15 Mar 2017
You would do better, at least no worse, to obliterate texts than to blacken margins, to fill in the holes of words till all is blank and flat and the whole ghastly business looks like what it is, senseless, speechless, issueless misery. - Samuel Beckett
In No Medium, Craig Dworkin looks at works that are blank, erased, clear, or silent, writing critically and substantively about works for which there would seem to be not only nothing to see but nothing to say. Examined closely, these ostensibly ‘contentless’ works of art, literature and music point to a new understanding of media and the limits of the artistic object.
Dworkin considers works predicated on blank sheets of paper, from a fictional collection of poems in Jean Cocteau’s Orphée to the actual publication of a ream of typing paper as a book of poetry; he compares Robert Rauschenberg’s Erased De Kooning Drawing to the artist Nick Thurston’s erased copy of Maurice Blanchot’s The Space of Literature (in which only Thurston’s marginalia were visible) and he scrutinizes the sexual politics of photographic representation and the implications of obscured or obliterated subjects of photographs. Reexamining the famous case of John Cage’s 4’33”, Dworkin links Cage’s composition to Rauschenberg’s White Paintings, Ken Friedman’s Zen for Record (and Nam June Paik’s Zen for Film), and other works, offering also a “guide to further listening” that surveys more than 100 scores and recordings of “silent” music.
Dworkin argues that we should understand media not as blank, base things but as social events, and that there is no medium, understood in isolation, but only and always a plurality of media: interpretive activities taking place in socially inscribed space.
Craig Dworkin, Professor in the English Department at the University of Utah, is a poet and the author of Dure (Cuneiform Press, 2004), Strand (Roof Books, 2005), Parse (Atelos, 2008) and the editor of Reading the Illegible (Northwestern University Press, 2003) and Language to Cover a Page: The Early Writings of Vito Acconci (MIT Press, 2006). He runs Eclipse, an online archive of radical small-press writing from the last quarter century. He is currently Visiting Professor and poet-in-residence at Leeds Beckett University.

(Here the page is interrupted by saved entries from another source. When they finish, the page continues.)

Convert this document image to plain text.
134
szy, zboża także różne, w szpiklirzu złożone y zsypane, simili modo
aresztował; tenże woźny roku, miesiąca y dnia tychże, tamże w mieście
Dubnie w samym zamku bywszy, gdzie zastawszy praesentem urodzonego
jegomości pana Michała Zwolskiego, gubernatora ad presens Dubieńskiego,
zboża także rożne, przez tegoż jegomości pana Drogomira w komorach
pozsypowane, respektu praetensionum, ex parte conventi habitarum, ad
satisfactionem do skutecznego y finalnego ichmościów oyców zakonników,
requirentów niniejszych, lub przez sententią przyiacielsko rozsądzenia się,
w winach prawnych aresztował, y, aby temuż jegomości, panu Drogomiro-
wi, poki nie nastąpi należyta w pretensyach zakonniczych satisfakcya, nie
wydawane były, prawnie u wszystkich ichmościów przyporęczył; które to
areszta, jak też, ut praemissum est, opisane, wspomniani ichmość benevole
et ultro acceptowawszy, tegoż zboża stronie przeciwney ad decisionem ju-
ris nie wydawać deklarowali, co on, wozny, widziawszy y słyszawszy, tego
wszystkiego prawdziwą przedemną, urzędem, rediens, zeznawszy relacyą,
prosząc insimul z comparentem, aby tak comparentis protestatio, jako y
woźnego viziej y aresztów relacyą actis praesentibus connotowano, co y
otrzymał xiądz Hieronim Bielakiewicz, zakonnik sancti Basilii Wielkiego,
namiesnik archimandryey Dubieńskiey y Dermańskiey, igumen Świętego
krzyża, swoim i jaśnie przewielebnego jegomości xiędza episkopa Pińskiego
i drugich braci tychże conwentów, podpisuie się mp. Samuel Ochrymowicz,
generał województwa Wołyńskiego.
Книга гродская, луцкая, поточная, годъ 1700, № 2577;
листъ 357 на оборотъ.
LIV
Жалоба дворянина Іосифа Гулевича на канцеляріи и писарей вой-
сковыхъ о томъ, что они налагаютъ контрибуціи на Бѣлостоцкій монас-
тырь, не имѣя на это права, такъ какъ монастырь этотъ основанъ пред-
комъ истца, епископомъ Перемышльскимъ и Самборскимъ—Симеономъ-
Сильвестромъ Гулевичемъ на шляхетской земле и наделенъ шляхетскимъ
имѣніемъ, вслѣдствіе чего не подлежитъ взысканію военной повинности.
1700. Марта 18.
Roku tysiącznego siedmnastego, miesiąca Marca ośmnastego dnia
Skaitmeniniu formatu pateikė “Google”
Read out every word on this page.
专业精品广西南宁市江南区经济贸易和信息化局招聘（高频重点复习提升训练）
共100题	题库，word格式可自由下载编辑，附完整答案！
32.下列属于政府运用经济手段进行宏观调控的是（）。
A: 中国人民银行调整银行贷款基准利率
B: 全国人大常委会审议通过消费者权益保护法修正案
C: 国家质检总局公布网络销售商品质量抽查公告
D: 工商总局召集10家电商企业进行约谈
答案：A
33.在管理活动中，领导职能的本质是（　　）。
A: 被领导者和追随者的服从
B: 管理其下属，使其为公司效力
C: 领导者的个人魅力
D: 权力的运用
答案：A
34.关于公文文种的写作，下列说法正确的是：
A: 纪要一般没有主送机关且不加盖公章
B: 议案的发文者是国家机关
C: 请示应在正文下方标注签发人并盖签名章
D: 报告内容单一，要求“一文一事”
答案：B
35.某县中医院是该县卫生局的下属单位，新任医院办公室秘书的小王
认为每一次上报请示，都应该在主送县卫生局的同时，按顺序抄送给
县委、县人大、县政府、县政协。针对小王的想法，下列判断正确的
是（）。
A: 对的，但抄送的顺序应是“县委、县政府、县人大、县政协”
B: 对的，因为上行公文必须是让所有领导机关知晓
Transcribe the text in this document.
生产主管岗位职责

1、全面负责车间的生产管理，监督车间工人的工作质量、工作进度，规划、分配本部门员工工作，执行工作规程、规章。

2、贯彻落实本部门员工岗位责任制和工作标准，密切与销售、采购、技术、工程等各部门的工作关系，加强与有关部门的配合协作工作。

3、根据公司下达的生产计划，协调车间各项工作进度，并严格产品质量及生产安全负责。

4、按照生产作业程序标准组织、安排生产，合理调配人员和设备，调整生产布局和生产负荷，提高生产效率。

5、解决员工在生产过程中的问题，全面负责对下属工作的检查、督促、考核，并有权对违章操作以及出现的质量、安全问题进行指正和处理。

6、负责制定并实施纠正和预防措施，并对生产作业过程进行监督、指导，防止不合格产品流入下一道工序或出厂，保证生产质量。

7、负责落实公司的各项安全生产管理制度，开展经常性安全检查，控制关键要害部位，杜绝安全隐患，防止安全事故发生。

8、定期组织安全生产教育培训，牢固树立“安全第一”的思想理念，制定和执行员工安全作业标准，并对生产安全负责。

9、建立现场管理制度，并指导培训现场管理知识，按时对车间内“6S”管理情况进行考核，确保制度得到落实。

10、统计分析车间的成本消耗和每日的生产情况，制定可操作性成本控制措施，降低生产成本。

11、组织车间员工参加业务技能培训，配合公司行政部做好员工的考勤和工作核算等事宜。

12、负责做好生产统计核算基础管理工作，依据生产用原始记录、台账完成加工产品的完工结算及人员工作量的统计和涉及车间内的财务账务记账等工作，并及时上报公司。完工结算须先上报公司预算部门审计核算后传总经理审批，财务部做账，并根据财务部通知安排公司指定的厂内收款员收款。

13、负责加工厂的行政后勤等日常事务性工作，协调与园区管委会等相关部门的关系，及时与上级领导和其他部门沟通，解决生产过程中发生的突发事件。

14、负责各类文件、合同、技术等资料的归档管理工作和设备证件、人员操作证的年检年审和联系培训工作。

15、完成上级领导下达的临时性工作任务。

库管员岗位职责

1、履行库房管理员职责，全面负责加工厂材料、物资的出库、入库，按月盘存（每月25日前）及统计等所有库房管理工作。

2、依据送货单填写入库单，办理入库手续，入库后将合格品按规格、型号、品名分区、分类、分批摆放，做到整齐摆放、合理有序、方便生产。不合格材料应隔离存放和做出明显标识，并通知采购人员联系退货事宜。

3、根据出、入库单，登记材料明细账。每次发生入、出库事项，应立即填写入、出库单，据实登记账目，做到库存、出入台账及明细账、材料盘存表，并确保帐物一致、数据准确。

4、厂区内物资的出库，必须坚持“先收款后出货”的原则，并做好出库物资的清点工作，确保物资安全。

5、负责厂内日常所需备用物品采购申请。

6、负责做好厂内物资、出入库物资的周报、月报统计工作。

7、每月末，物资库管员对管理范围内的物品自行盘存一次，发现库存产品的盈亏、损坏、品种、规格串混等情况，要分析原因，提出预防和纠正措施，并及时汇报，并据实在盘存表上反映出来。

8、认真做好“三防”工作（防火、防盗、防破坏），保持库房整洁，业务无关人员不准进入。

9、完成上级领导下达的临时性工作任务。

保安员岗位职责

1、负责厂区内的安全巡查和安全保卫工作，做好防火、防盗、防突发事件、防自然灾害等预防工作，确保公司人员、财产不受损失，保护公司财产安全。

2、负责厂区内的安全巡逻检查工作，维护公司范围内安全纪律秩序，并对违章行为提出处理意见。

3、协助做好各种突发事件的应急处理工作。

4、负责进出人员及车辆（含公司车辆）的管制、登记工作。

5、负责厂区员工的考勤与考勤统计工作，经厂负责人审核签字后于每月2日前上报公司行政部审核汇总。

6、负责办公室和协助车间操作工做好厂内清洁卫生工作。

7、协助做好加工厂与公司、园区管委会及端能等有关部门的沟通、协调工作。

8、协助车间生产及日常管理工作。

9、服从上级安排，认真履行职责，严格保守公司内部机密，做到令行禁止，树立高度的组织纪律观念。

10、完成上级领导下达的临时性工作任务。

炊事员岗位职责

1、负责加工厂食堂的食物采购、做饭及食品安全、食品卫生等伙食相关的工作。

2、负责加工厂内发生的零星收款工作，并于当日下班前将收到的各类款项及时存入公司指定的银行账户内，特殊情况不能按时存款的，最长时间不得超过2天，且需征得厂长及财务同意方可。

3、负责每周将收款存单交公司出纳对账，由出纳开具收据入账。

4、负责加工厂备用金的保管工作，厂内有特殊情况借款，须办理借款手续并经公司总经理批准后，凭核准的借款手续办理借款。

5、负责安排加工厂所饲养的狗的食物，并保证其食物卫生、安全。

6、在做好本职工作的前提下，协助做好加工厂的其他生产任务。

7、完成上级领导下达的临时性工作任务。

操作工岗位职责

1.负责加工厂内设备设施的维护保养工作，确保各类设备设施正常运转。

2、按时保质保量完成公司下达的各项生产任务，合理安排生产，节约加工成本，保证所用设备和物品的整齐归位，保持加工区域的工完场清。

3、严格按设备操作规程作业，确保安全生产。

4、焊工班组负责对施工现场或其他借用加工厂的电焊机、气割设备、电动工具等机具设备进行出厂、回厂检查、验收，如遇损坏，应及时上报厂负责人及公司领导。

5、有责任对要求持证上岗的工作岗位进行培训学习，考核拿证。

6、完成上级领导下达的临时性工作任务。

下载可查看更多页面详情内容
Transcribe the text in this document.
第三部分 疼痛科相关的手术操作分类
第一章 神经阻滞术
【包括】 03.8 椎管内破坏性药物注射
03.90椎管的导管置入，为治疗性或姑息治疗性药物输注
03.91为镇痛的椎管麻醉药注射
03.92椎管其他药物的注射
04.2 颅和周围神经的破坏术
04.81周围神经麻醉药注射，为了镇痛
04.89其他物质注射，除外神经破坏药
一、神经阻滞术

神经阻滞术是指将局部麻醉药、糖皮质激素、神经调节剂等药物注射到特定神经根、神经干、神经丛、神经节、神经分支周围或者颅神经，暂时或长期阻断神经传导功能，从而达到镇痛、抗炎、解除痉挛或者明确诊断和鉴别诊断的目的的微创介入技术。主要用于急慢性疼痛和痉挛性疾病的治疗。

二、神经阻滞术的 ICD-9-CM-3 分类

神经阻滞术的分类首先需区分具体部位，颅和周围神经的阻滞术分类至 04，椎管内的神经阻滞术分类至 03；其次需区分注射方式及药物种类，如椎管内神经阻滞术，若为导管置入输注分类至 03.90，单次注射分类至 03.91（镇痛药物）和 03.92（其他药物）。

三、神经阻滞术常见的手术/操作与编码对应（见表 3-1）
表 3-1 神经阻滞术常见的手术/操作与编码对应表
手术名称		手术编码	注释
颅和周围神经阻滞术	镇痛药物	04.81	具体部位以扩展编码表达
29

The talk will be introduced by conceptual writer and teacher Simon Morris. He is Professor of Art and Director of Research in the School of Art, Architecture and Design at Leeds Beckett University, UK. He is the author of numerous experimental books, including Bibliomania (1998), The Royal Road to the Unconscious (2003), Re-Writing Freud (2005), Getting Inside Jack Kerouac’s Head (2010) and Pigeon Reader (2012).